Health care bill…too big a risk?

News — By on December 21, 2009 at 9:27 am

The opinions expressed in this commentary are solely those of David Frum.

(CNN) — I wanted to support President Obama’s health care reforms if I possibly could.
The U.S. health care system costs too much, delivers too little and excludes too many. Americans pay 60 percent more per person for health care than any other nation. Yet Americans rank only 41st in life expectancy and live with the paralyzing fear that the loss of a job means the loss of coverage.
Rising health care costs are devouring worker pay. Employers pay 25 percent more per hour on average for labor in 2006 than they did in 2000. Yet not one dime of that extra money reached workers. All of it was gobbled up by the surging cost of health care benefits. The typical worker actually earned less after inflation in 2006 than in 2000.
Health care drives federal spending.
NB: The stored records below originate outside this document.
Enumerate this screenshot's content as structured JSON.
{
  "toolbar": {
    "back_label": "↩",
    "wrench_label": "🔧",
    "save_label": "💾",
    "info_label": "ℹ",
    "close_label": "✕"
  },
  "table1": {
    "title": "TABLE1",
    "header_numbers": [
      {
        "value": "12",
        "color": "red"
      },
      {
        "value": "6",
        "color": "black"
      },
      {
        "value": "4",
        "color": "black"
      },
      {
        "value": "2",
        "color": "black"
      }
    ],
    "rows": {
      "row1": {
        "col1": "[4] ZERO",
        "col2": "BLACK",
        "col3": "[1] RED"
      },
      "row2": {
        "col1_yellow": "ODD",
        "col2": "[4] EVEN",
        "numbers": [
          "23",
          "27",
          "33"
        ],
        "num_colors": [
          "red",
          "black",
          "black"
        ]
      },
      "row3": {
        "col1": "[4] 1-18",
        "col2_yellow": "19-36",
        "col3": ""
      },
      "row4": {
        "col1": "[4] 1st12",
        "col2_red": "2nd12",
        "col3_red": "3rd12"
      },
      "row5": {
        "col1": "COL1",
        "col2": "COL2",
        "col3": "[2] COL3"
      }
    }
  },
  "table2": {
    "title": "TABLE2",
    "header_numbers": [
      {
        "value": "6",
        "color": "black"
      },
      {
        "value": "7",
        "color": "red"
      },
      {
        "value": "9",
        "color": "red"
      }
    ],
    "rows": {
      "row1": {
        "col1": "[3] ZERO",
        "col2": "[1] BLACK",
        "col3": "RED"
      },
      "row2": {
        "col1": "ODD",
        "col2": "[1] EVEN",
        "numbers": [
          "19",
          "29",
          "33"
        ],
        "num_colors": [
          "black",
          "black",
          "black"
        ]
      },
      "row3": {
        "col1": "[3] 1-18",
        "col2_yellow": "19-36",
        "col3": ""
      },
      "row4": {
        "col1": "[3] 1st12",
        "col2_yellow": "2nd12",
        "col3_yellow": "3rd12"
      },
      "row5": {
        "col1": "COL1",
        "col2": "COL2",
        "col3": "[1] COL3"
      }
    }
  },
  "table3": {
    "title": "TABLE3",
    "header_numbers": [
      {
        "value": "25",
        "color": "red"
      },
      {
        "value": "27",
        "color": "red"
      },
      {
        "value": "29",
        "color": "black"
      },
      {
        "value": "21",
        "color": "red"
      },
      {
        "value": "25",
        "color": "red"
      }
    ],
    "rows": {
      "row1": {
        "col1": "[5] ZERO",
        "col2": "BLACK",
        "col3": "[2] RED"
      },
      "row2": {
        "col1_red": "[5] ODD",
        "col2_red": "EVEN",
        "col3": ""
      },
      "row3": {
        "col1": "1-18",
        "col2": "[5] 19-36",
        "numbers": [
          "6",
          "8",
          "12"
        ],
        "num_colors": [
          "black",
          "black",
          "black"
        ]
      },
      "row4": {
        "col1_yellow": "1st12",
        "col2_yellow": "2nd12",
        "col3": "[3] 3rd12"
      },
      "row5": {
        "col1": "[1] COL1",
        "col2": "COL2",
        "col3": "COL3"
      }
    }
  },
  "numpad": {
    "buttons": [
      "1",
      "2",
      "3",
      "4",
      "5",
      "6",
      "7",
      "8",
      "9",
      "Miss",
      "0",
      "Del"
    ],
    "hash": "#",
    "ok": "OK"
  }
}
The U.S. government will spend twice as much this year on Medicare, Medicaid and other health programs as on national defense, including the wars in Afghanistan and Iraq.
If a Democratic president were willing to accept the political risks of addressing these problems, then more power to him. And if he were willing to work constructively with Republicans and conservatives, that would be a welcome change as well.
Early Monday morning, the Senate cast a critical vote to move its version of the bill forward. It has not passed yet — and negotiations with the House may alter the law further — but probably the deal accepted by holdout Nebraska Sen. Ben Nelson on Saturday morning is the plan President Obama will sign sometime in January.
It’s not a plan that those of us who support free markets and limited government can endorse.
This bill will push health care costs farther up, not down. Where is the extra money to come from? The Senate bill promises to find half a trillion of savings in Medicare over the next 10 years. Good luck with that.
Maybe you’ve heard that the bill is deficit-neutral. What that means is that the Congressional Budget Office has added up the promised cuts and scored them as equaling the enacted spending. But because CBO “scores” something does not mean that CBO believes it. CBO must take Congress at its word, no matter how often Congress has broken that word before.
Example: To balance the budget in the 1990s, Congress reduced doctor fees under Medicare. Doctors protested, and Congress relented: by postponing the reduction for one year. The next year, Congress postponed the reduction once more. The year after, it did it again.
Every single time,CBO obligingly “scored” the fee cut as a budget saving that would commence the following year. As of 2009, the doctor fee cut has been postponed more than 10 times — and still CBO registers it as a big budget cut that will go into effect any minute now.
It’s not only the taxpayer who will feel the pressure of rising costs. Experts predict that the bill will raise health insurance premiums for those who purchase insurance as individuals rather than getting it through their employer. Lower-income Americans will receive subsidies to cover those added costs, but middle-income and upper-income Americans of course will not.
It’s hoped that new efficiencies will materialize down the road. Maybe. Maybe not. But doesn’t it seem reckless to create this huge new entitlement with no idea at all of how the public and private sector will support it? Remember all the complaints about George W. Bush cutting taxes while waging war? At least tax cuts can be rescinded if need be. New social programs endure forever.
Health care reform fused two powerful ideas into one great whole: by squeezing costs out of the system, the United States could spend less while covering more.
Instead, what we have done is leap into the dark. Americans have bought a huge new entitlement without any clear idea at all of how to pay for it. But the shape of things to come can already be seen: the government will use its power to order price cuts, substituting command and control for markets and competition across one-sixth of the U.S. economy.
You can blame Republicans for not trying harder to find compromises that might have improved the bill. It might have saved money and preserved market competition. (I have done so again and again and again.)
Yet in the end, the decision was the Democratic majority’s and that of the president. At a time of war, financial crisis, debt and deficits, they have launched the biggest expansion of American government since the middle 1960s. Their decision. Their responsibility. Their consequences.

Editor’s note: David Frum, resident fellow at the American Enterprise Institute, was special assistant to President George W. Bush in 2001-2. He is the author of six books, including “Comeback: Conservatism That Can Win Again” and the editor of FrumForum.